Atrezos de vida se acumulan a los largo
del camino. Las ruinas arqueológicas de nuestros sentimientos se recogen en
minúsculas cajas de recuerdos. Somos cuadros abstractos de un museo imposible
de alcanzar y difícil de entender.
Anudas la bufanda al cuello. Cierras los
broches de tu abrigo pero no te llega el calor que buscas. Ese frío que sientes
en tu interior te hace temblar y caminas como sombra del sol. Te abrazas para
saber que sigues vivas
Se tocaba el nudo de la corbata
constantemente. Movía el cuello como si el botón de la camisa le aprisionara.
Cuando llega a casa se despoja del traje
pero no de los tic que ha ido adquiriendo con los años por llevar el
traje que no le correspondía.
El café cayó de sus manos. Ni siquiera
sintió las quemaduras. El instante convirtió en frío polar su cuerpo. Cogió su
bolso y salió de la cafetería. Al acercarse cruzaron sus miradas y él palideció:
una chica le agarraba la cintura. Lo saludó como a cualquier conocido, solo que
ellos dormían en la misma cama.
Hoy dejo que camines sola, que aplaques
tu dolor entre letras perdidas. Aparco el miedo a gritar y permito que cuentes
mi silencio. No quiero esconder más mis sueños olvidados ni callarme lo que siento. Hoy escribiré entre palabras sin sentidos el sentido de mi vida.
Aquel bar nunca cerraba. Oscuro, viejo y
con fotos de tiempos mejores. Los mismos clientes solitarios de siempre. Sol y
sombra desde primera hora de la mañana. Algunas partidas de carta entre ellos
para matar el tiempo. Refugio de aquellos
que no esperan nada.
La casa está a las
afueras del pueblo.
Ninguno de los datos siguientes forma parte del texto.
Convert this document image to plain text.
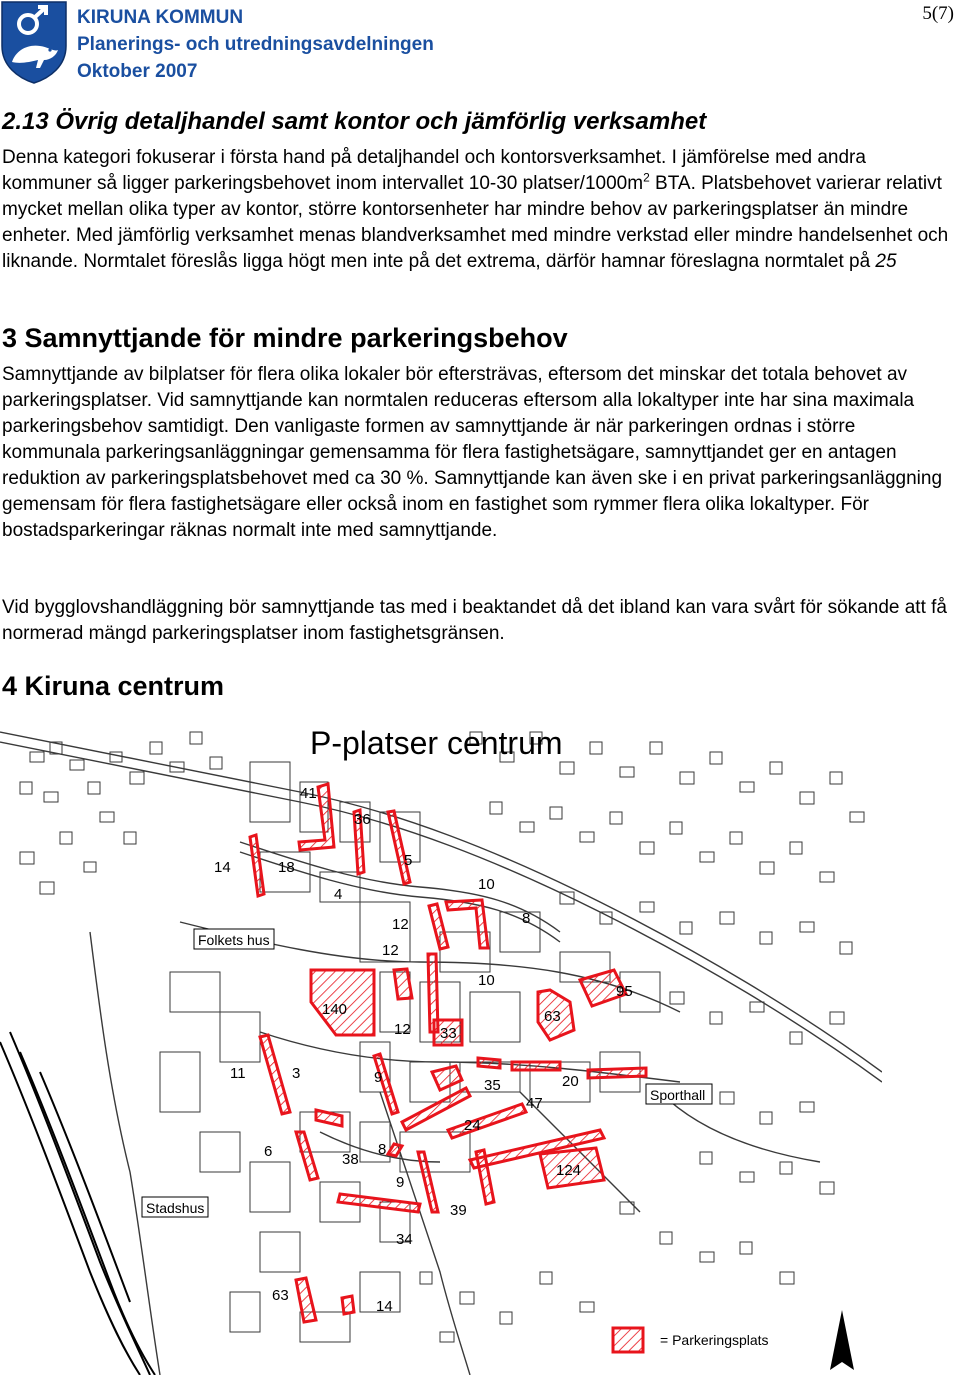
KIRUNA KOMMUN
Planerings- och utredningsavdelningen
Oktober 2007
5(7)
2.13 Övrig detaljhandel samt kontor och jämförlig verksamhet

Denna kategori fokuserar i första hand på detaljhandel och kontorsverksamhet. I jämförelse med andra kommuner så ligger parkeringsbehovet inom intervallet 10-30 platser/$1000m^2$ BTA. Platsbehovet varierar relativt mycket mellan olika typer av kontor, större kontorsenheter har mindre behov av parkeringsplatser än mindre enheter. Med jämförlig verksamhet menas blandverksamhet med mindre verkstad eller mindre handelsenhet och liknande. Normtalet föreslås ligga högt men inte på det extrema, därför hamnar föreslagna normtalet på 25

3 Samnyttjande för mindre parkeringsbehov

Samnyttjande av bilplatser för flera olika lokaler bör eftersträvas, eftersom det minskar det totala behovet av parkeringsplatser. Vid samnyttjande kan normtalen reduceras eftersom alla lokaltyper inte har sina maximala parkeringsbehov samtidigt. Den vanligaste formen av samnyttjande är när parkeringen ordnas i större kommunala parkeringsanläggningar gemensamma för flera fastighetsägare, samnyttjandet ger en antagen reduktion av parkeringsplatsbehovet med ca 30 %. Samnyttjande kan även ske i en privat parkeringsanläggning gemensam för flera fastighetsägare eller också inom en fastighet som rymmer flera olika lokaltyper. För bostadsparkeringar räknas normalt inte med samnyttjande.

Vid bygglovshandläggning bör samnyttjande tas med i beaktandet då det ibland kan vara svårt för sökande att få normerad mängd parkeringsplatser inom fastighetsgränsen.

4 Kiruna centrum
P-platser centrum
41
36
14	18	5
4
10
12	8
12
140
10
95
63
12 33
11	3	9	35	20
47
24
6	8
38
124
9
39
34
63
14
Folkets hus
Sporthall
Stadshus
= Parkeringsplats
El camino que llega a ella está cubierto de malas hierbas.
Frente a la casa solo se ve el reflejo de lo que fue en el pasado. La pintura
desconchada, las ventanas agrietadas y los cristales rotos conmocionan los
recuerdos. Al abrir la puerta, su subconsciente le juega una mala pasada,
vuelven los aromas olvidados. Cierra los ojos para escuchar los gritos de su
madre y la voz profunda de su padre intentando poner orden. Sus manos acarician
las paredes. Un escalofrío recorre su cuerpo al sentir el calor que desprenden,
susurros de otros tiempos. Ya no le pertenece, ha venido a despedirse. Solo él
queda de aquella época, todos han partido ya. De nada sirve volver al pasado. Pueden
reconstruirla, arreglarla hasta que parezca hermosa, pero tras esas capas
pintada, sigue aquella casa vieja con su historia acumulada.
Las telarañas hicieron nido en aquella
vieja casa. Las paredes se fueron desvistiendo y el color se apagó ante la oscuridad. El
silencio traspasa las ventanas marchitas por el tiempo. El frío se apodera de los sueños del pasado.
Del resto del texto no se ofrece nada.